Furthermore, even if demand picks up in response to the fall in oil prices, this should be reflected in a stronger Japanese stock market leading to a weakening in the yen. Since the yen is perceived as a funding currency, it tends to under perform when the price of risk assets is rising. Overall look for USDJPY to test 124.00 in 2015
A slowdown in the Chinese economy remains a key external risk for the AUD. Despite the likelihood of further policy easing from the PBoC, economic growth is likely to slow further in 2015.
If so, this should put added downward pressure on iron ore and copper prices. Further declines in commodity prices would bear down on Australia’s terms of trade which, coupled with a further slowdown in mining investment, is likely to add to the downside pressure on Australia’s growth over the coming year.
The weaker growth outlook argues for further AUD weakness. But balanced against this, continued capital inflows into AUD assets as investors look for attractive yields should provide some modest support for AUD. On balance, however, rate expectations and continued USD out performance are set to dominate. Expect AUDUSD to test 0.78 in 2015
The SNB remains wedded to the EUR/CHF floor at 1.20 and looks committed to doing so throughout 2015. The SNB simply has too much to lose by allowing the floor to break.
Not only would it undoubtedly see the CHF surge and send a broader wave of deflation across Switzerland, but it would also deliver a CHF50bn+ loss on Swiss FX reserve holdings and would raise the prospect of an embarrassing request for a recapitalisation from the government.
Instead, markets see the likelihood that the SNB is forced into more action in 2015 to defend the floor but this via continuation of the negative interest rates policy.
Markets think that could be enough to send EURCHF higher by end the end of 2015. FX reserves have become unwieldy at 70% of GDP markets very much doubt that the SNB would want to undertake another major campaign of FX intervention.

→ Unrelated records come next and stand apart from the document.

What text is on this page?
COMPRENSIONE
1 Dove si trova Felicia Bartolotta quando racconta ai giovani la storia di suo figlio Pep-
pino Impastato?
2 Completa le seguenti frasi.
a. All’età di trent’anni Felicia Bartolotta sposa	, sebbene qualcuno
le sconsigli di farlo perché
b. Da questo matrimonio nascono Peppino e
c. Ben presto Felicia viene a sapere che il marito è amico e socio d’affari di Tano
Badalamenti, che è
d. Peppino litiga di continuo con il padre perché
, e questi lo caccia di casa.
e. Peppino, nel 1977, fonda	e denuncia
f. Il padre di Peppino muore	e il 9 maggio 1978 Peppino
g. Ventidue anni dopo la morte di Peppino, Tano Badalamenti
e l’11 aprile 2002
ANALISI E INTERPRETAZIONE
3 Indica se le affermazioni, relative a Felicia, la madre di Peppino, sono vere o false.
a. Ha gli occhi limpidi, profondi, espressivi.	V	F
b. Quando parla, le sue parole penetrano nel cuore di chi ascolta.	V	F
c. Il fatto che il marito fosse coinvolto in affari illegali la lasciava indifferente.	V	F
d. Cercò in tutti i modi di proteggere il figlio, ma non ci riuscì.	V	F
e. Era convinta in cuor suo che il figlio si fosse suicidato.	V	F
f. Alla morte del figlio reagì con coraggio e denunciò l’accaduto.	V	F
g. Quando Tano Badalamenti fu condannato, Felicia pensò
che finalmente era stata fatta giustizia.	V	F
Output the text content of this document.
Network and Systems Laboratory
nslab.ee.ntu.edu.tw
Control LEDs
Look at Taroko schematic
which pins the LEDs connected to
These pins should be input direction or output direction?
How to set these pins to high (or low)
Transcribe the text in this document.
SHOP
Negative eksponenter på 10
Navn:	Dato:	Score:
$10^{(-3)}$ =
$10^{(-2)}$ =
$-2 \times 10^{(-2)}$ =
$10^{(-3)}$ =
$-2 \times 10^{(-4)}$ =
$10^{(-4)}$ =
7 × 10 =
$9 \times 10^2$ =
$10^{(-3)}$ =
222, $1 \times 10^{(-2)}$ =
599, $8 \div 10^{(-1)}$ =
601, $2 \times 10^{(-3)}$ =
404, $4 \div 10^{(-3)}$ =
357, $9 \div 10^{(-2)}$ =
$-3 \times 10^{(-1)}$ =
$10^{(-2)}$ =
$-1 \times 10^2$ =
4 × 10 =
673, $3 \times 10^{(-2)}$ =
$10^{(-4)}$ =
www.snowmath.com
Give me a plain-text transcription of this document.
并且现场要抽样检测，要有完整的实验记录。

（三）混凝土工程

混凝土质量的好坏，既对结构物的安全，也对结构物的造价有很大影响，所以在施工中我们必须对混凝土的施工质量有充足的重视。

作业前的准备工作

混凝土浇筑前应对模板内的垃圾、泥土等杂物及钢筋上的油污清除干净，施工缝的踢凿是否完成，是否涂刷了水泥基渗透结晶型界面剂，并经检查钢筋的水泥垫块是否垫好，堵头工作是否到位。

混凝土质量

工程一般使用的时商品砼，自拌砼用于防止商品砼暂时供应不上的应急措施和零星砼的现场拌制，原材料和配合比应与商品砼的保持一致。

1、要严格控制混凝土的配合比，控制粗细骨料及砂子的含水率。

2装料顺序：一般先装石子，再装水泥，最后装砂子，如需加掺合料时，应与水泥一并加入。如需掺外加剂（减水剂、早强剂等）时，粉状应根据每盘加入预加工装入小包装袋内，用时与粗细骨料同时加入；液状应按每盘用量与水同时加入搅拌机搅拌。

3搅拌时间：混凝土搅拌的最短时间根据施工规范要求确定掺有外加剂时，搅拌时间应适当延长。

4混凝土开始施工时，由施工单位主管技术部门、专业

Even now, pulling out of the floor would probably trigger a 10% EURCHF decline and deliver a CHF50bn revaluation loss for SNB FX reserves. That would wipe out two thirds of the SNB’s current balance sheet provisioning and require a recapitalisation from the government. This would be embarrassing so shortly after the SNB survived a gold referendum where a Yes outcome would clearly have infringed on SNB independence.
Based on a conviction call that the EUR weakens in 2015, markets believe the SNB will be dragged into a prolonged period of negative rates or charges on CHF sight deposits perhaps at the June 2015 meeting (this would be enough time for the ECB to agree on and start to implement a QE programme).
Markets tend to agree with the SNB’s view that given the size of excess CHF liquidity (CHF300bn+) negative interest rates in Switzerland will be a more powerful tool than negative interest rates in the Eurozone. For that reason, the SNB will likely be doing battle with EURCHF 1.20 through the first half of 2015, but EURCHF floor surviving and EURCHF testing 1.23 and ending 2015 higher.